Em São Paulo, a concentração de manifestantes começou em torno do Largo da Batata no início da tarde. No Rio, centenas de pessoas se concentram na Cinelândia, região central da cidade. Ao redor do mundo, protestos ocorreram em cidades da Espanha, França, Portugal, Alemanha, Itália, França e Suíça. As lideranças do movimento afirmam que a campanha é para alertar a população sobre as ideias de Bolsonaro, consideradas pelos participantes como "fascistas e machistas".

São Paulo
São Paulo
Foto: Léo Martins / Estadão

Minas Gerais

Em Minas, as manifestações ocorreram na Praça da Sete, ponto central de Belo Horizonte. Com direito a trio elétrico, o clima do protesto foi de carnaval. As canções tinham palavras de ordem contra o presidenciavel. "Nem fraquejada, nem do lar, a mulherada tá na rua pra lutar", dizia uma das músicas. Os gritos de "ele não" também eram entoados com frequência.

Mesmo com a organização feita por mulheres - desde a segurança até instrumentistas - muitos homens marcaram presença no protesto. Bandeiras e adesivos de outros candidatos e políticos foram vistos na manifestação. Eleitores de Fernando Haddad (PT), Ciro Gomes (PDT) e Marina Silva (Rede) se misturavam com apoiadores do ex-presidentes Lula e Dilma Rousseff.

Bahia

Na capital baiana, o clima era uma mistura de carnaval e de protesto, em especial as mulheres. Manifestantes tomaram as ruas do centro e da orla de Salvador para se manifestar contra o candidato. O relógio marcava 14h30 quando a cantora Daniela Mercury surgiu no largo do Campo Grande, início do principal circuito da folia momesca soteropolitana, em cima de um trio elétrico, entoando sucessos da sua carreira e canções de blocos afro em homenagem à população negra.
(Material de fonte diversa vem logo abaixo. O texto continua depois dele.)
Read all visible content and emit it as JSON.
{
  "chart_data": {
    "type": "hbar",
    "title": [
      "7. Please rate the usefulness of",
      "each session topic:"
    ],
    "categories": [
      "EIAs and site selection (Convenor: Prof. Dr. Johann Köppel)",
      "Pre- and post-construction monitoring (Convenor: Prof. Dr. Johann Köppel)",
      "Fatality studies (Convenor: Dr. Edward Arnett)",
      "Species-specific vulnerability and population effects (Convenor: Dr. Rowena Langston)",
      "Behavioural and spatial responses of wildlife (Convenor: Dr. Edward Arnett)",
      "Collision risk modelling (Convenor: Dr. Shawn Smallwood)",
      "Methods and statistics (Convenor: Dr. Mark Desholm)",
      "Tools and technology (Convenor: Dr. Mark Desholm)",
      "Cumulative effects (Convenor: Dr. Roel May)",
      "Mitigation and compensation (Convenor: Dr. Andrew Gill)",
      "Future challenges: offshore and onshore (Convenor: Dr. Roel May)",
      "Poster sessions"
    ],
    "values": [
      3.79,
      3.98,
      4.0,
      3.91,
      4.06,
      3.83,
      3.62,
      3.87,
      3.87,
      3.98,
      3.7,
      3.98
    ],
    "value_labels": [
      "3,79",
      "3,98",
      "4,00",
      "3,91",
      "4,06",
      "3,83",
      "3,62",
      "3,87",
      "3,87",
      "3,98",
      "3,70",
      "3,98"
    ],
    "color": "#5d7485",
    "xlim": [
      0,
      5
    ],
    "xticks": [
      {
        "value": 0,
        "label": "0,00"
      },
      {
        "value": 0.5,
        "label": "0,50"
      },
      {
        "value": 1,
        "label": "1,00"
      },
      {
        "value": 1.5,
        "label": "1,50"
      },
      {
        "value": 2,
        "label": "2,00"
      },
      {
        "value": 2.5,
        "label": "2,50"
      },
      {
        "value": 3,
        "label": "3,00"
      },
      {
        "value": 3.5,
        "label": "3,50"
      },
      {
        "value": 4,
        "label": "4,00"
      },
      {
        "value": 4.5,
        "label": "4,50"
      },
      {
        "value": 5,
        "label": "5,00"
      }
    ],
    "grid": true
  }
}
Ao lado da esposa, a jornalista e empresária Malu Verçosa, a estrela da axé music fez discurso contra o presidenciável, embalando coro de "ele não" da multidão. "Queremos qualquer candidato que nos respeite, mas ele não", bradou Mercury. "Nos respeite. Essa cidade é dos pretos, das mulheres, dos gays, pela democracia e pelo amor". Até o Farol da Barra, um dos principais pontos turísticos da capital baiana, onde a manifestação se dispersou, a cantora Maria Gadu também cantou de cima do trio elétrico.

Rio Grande do Sul

As manifestações em Porto Alegre se concentraram na região central da cidade. O local é um tradicional ponto de manifestações políticas e fica em frente ao Colégio Militar de Porto Alegre. No Rio Grande do Sul, Bolsonaro tem 33% das intenções de voto, segundo o Ibope.

De um trio elétrico, a organização, formada por mulheres, entoava gritos e cânticos contra o candidato. "Ele não", "ele nunca" e "coiso" foram as expressões mais usadas pelos manifestantes durante o ato. Além das mulheres, que eram a maioria do público, homens, idosos e crianças participaram.

Porto Alegre
Porto Alegre
Foto: José Carlos Daves / Futura Press / Estadão

Distrito Federal

Em Brasília, manifestantes se concentram nas proximidades da Rodoviária do Plano Piloto para seguir em caminhada até a Torre de TV, na área central da capital. O grupo chegou ao local por volta de 14h. Mais pessoas chegam a todo momento e ampliam o número de manifestantes. Não há estimativas de dados oficiais do número de participantes.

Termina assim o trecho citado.